Yassin speaks from the heart of this turmoil. Yet this in your hand is the first book-length English translation of his work.

It’s been a long time coming.

“They simply do not see us,” he laments. If we don’t see Syrian revolutionaries, if we don’t hear their voices when they talk of their experience, their motivations and hopes, then all we are left with are (inevitably orientalist) assumptions, constraining ideologies, and pre-existent grand narratives. These big stories, or totalising explanations, include a supposedly inevitable and ancient sectarian conflict underpinning events, and a jihadist-secularist binary, as well as the idea, running against all the evidence, that Syria is a re-run of Iraq, a Western-led regime-change plot. No need to attend to detail, runs the implication, nor to Syrian oppositional voices, for we already know what needs to be known.

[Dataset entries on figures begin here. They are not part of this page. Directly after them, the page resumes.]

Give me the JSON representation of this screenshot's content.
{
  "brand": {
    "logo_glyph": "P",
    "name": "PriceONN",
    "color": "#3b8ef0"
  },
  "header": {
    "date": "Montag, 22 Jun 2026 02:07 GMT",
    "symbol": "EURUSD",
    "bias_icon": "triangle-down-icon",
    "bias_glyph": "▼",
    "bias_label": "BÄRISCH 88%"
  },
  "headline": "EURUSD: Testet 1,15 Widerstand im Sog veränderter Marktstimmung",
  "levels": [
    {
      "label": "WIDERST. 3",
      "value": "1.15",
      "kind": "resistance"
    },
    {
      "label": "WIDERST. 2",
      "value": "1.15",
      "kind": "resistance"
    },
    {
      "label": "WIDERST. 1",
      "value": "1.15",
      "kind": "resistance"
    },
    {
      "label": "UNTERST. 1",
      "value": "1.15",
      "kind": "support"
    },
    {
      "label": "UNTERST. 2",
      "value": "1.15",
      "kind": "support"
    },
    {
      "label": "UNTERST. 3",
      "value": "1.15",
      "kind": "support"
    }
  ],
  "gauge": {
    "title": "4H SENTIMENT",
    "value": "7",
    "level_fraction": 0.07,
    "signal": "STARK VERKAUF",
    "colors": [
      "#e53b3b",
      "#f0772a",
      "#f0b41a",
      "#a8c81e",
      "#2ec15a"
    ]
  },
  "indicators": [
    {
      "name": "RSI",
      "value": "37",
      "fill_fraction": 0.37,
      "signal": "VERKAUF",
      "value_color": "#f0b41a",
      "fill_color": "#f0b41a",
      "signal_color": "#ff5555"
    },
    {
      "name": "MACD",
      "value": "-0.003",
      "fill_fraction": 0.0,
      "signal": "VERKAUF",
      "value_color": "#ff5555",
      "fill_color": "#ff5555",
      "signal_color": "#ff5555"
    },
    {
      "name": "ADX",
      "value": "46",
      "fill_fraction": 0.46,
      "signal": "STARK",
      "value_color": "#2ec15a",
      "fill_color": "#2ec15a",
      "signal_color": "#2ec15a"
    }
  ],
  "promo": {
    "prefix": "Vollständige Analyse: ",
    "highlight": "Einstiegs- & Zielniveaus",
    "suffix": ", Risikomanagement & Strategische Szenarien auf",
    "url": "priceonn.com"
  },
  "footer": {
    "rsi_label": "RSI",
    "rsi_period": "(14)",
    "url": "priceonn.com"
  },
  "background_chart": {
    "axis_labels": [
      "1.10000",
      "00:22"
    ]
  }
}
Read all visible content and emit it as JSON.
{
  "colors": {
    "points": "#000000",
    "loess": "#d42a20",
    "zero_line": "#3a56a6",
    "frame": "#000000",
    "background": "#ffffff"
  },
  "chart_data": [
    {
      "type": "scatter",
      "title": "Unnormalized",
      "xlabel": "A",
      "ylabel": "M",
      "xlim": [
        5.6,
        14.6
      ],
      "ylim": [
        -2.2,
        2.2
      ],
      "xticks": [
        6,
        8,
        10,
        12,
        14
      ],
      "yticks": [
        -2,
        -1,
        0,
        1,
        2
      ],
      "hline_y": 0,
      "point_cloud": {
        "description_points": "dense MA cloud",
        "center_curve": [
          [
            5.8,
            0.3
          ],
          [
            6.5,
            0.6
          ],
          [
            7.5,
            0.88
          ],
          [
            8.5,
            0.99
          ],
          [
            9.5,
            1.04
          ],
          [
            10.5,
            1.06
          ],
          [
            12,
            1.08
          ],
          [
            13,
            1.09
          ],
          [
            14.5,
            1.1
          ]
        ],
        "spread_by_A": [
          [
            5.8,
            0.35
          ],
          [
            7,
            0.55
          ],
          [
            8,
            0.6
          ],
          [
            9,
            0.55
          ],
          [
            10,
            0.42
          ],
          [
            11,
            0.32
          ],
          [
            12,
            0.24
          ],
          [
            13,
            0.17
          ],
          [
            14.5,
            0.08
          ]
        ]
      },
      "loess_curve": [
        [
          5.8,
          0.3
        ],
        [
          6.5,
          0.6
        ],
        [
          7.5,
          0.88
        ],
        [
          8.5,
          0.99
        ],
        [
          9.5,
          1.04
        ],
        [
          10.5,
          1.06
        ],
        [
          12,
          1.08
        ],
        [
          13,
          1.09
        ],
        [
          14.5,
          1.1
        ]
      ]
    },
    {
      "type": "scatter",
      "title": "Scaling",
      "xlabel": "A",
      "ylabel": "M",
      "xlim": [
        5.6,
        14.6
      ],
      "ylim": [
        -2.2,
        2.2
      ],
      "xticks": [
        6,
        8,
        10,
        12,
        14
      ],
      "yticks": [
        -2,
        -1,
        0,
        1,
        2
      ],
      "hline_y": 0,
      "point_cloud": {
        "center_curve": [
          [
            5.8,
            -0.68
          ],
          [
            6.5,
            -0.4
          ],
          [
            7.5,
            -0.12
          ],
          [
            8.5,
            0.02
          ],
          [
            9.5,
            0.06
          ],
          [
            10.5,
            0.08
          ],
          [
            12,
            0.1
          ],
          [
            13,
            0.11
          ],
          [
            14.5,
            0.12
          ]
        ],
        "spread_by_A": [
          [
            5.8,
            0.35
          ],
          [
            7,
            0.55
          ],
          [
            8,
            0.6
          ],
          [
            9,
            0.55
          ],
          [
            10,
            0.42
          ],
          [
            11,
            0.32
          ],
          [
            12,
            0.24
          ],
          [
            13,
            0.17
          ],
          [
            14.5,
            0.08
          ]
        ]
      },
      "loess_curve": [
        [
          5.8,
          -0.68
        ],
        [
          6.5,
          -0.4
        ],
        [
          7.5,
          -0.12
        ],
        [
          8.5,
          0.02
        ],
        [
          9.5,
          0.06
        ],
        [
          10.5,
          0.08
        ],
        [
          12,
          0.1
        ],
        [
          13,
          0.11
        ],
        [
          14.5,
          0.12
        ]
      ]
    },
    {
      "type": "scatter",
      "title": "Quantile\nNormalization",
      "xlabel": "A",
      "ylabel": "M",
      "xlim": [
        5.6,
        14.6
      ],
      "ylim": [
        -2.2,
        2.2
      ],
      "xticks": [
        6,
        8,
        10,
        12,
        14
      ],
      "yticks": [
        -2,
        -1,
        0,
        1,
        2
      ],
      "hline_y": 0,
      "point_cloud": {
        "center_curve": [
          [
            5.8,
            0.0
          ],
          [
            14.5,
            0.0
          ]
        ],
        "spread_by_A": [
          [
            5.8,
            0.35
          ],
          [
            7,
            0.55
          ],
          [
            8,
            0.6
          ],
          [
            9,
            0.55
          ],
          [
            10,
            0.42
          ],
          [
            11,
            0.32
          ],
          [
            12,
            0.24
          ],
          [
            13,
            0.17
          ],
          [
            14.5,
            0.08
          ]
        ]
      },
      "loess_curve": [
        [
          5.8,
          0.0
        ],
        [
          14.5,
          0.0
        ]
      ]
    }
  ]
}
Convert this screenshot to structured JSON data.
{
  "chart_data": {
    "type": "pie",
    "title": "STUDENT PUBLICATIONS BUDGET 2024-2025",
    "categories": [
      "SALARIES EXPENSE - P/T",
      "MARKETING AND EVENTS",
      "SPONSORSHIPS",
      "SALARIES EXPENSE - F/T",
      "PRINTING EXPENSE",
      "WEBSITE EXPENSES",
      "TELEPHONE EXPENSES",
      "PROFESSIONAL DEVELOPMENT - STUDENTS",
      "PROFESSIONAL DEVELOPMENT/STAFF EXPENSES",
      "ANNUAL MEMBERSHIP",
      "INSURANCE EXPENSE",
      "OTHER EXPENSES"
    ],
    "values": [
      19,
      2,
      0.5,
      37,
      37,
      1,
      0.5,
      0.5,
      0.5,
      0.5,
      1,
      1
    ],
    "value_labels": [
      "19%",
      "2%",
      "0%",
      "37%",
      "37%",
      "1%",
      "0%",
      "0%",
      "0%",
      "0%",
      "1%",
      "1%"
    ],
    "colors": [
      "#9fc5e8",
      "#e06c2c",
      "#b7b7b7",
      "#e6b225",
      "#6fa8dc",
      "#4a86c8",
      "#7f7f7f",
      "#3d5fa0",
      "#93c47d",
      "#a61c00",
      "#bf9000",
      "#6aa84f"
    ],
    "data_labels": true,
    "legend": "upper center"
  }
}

Purveyors of such myths, the ideologues and regime-embedded journalists, the ‘experts’ who don’t speak more than a few words of Arabic, often seem to rely on each other to confirm and develop their theories. They brief politicians, they dominate opinion pages, learned journals and TV panels. And we the public, to a large extent, rely on them too. We see through their skewed lens, through a certain mythic framework which ‘covers’ the Syrian revolution only in the sense of hiding it from view. As a result we are unable either to offer solidarity to this most profound and thoroughgoing of contemporary social upheavals, or to learn any lessons from it.